Monday, November 9, 2009


This is the result of washing a woolen cardigan that had a few small moth holes. Luckily I was experimenting with trying to felt it, using the washing machine, and was not just washing my, quite expensive, cardigan for future use.
I have been interested in felting for a while and have been looking at different instructions about how to do it. But I was not sure if this cardigan would felt, the washing instructions advised care, so I thought it would possibly felt. It did not felt much but the moth holes sure had an effect.
I have trouble with the idea of felting in the washing machine, possibly with all felting, as we are in a very long drought and water needs to be saved, not used for felting. Felting seems to use a lot of water. The washing machine is set up so that the water is going onto the garden, using specially devised, plant friendly washing liquid, but felting seems an extravagance, not like ordinary washing, which is necessary.
I am studying Textiles and Design at RMIT and one of my subjects is Dyeing and it also uses a lot of water - not good in our current situation.

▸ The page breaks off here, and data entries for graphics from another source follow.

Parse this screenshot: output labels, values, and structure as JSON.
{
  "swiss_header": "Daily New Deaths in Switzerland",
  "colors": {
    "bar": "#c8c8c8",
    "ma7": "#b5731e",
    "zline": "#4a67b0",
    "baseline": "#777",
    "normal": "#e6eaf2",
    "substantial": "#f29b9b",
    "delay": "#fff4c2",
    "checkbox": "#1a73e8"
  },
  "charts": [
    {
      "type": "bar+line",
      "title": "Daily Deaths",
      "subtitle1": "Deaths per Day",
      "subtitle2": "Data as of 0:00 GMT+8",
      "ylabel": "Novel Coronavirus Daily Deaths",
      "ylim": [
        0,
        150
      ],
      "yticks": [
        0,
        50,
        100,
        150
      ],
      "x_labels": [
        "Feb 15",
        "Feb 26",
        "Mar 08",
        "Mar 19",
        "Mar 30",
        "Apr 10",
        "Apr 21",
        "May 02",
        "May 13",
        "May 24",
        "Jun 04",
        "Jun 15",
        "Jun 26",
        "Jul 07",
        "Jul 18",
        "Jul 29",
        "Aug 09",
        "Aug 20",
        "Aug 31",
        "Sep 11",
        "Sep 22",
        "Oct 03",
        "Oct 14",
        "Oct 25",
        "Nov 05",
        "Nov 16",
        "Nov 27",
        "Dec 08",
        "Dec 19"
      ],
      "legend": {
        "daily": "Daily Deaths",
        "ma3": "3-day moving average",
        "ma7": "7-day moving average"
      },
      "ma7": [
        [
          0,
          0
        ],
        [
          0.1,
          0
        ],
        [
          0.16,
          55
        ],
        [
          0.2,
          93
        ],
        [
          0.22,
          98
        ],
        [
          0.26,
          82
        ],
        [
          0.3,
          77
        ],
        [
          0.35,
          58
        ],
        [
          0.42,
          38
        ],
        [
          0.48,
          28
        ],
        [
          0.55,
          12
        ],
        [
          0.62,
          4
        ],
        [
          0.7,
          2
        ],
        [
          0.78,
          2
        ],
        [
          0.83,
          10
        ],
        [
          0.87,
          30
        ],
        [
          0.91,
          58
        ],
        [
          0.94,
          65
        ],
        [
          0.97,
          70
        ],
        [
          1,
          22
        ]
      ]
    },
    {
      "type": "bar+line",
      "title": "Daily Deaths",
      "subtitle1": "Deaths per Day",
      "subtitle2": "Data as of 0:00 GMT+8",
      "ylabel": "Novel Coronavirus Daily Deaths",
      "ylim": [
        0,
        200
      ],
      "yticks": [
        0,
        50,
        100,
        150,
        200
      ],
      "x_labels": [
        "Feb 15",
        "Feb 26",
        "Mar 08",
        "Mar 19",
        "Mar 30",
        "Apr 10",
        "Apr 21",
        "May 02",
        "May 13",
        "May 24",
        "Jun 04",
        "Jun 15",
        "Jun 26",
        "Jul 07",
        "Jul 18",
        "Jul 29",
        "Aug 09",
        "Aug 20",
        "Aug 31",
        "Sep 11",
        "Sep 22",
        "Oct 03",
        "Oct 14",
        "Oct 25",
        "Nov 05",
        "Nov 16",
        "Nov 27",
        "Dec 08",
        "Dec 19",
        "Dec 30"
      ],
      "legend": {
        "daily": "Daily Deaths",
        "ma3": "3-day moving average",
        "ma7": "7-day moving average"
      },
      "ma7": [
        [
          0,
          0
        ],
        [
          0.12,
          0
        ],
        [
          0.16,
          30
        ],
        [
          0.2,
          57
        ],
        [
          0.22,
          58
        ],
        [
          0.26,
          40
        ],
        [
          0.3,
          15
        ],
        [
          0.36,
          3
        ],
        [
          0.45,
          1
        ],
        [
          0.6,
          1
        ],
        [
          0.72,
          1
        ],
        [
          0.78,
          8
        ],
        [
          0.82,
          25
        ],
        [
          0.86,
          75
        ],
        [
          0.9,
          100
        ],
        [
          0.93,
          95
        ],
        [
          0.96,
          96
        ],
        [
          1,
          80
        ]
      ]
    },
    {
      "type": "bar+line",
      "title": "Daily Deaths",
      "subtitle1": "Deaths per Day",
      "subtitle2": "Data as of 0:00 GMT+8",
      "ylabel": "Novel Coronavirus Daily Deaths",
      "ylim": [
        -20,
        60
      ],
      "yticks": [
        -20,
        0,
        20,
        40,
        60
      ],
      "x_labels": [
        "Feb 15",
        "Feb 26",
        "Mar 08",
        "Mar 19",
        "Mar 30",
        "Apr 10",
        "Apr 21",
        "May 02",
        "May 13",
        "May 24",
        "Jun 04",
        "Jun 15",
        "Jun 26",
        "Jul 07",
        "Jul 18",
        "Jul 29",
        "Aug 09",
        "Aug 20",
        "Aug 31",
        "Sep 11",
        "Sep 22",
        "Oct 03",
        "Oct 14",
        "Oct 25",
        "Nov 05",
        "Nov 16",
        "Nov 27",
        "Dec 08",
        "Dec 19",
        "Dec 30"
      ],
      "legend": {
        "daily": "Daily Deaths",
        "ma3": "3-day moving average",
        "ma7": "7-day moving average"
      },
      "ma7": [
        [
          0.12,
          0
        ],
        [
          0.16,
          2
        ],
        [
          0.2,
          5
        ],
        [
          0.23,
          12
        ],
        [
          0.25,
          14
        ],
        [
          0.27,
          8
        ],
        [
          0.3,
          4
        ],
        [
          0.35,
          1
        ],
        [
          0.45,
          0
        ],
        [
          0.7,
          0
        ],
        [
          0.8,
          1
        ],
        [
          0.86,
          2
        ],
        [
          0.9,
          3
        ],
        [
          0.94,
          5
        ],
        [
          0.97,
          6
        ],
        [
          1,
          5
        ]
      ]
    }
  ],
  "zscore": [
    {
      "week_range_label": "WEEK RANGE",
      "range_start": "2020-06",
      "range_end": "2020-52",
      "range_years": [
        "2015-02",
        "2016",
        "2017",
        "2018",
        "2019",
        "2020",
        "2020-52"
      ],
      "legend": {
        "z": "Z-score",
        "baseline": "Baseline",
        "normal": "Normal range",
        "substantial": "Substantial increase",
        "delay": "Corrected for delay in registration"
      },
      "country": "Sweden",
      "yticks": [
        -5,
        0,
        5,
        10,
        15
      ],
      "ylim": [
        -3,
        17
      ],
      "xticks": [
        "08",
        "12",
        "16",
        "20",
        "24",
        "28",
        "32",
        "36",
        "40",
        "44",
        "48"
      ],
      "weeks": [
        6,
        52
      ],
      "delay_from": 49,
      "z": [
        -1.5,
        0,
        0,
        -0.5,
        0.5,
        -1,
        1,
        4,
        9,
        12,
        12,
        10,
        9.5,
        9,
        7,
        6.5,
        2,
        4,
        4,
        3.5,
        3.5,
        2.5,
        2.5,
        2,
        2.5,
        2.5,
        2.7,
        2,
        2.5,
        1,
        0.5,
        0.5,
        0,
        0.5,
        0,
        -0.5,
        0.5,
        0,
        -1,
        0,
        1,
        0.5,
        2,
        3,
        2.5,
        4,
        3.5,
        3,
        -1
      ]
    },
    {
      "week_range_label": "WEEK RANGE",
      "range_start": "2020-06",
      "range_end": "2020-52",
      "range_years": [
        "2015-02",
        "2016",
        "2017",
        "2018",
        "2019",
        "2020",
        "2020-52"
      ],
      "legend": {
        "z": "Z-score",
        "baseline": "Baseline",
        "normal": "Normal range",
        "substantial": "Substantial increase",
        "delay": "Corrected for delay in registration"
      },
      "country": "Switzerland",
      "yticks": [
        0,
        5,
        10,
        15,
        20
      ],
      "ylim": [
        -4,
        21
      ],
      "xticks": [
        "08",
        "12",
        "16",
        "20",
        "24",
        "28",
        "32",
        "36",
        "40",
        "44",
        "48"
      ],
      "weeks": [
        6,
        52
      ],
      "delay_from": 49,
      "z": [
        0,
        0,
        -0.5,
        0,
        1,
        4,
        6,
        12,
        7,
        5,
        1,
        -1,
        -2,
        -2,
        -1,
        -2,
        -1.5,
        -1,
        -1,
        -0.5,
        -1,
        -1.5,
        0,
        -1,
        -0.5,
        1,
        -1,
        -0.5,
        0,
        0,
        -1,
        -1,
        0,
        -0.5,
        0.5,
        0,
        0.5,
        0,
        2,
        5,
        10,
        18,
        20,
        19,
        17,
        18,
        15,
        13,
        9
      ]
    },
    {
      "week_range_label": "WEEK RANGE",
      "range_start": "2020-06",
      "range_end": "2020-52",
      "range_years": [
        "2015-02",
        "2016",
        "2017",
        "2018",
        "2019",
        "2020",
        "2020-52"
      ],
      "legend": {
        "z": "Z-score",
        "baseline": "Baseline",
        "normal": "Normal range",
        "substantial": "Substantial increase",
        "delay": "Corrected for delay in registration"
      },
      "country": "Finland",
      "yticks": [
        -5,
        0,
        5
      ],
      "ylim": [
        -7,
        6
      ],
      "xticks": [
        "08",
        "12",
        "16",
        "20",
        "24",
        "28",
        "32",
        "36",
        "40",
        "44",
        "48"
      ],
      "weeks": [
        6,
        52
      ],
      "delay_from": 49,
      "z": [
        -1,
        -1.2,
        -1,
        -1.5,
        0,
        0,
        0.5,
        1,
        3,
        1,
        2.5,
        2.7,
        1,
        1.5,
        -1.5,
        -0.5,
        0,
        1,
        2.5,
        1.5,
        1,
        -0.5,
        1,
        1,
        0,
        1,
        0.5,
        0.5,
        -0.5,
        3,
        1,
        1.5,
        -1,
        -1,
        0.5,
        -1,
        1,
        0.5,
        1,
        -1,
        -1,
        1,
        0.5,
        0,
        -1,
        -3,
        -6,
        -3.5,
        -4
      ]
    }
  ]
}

We are being encouraged to to use only 150 litres of water per household, per day, and these textile techniques make that difficult. So I may have to leave some of my experimenting till the drought breaks, if it ever does. It has been going for about 13 or 14 years now, so I won't hold my breath waiting for a lot of rain.


parlance said...

Maybe a greywater cleaning unit would be worth investigating. Should only cost a couple of thousand dollars, lol.

Mary said...

Good idea, maybe I'll be able to use it for my work and then put it on the garden!! Recycle AND reuse. Will have to be careful with the mordants though.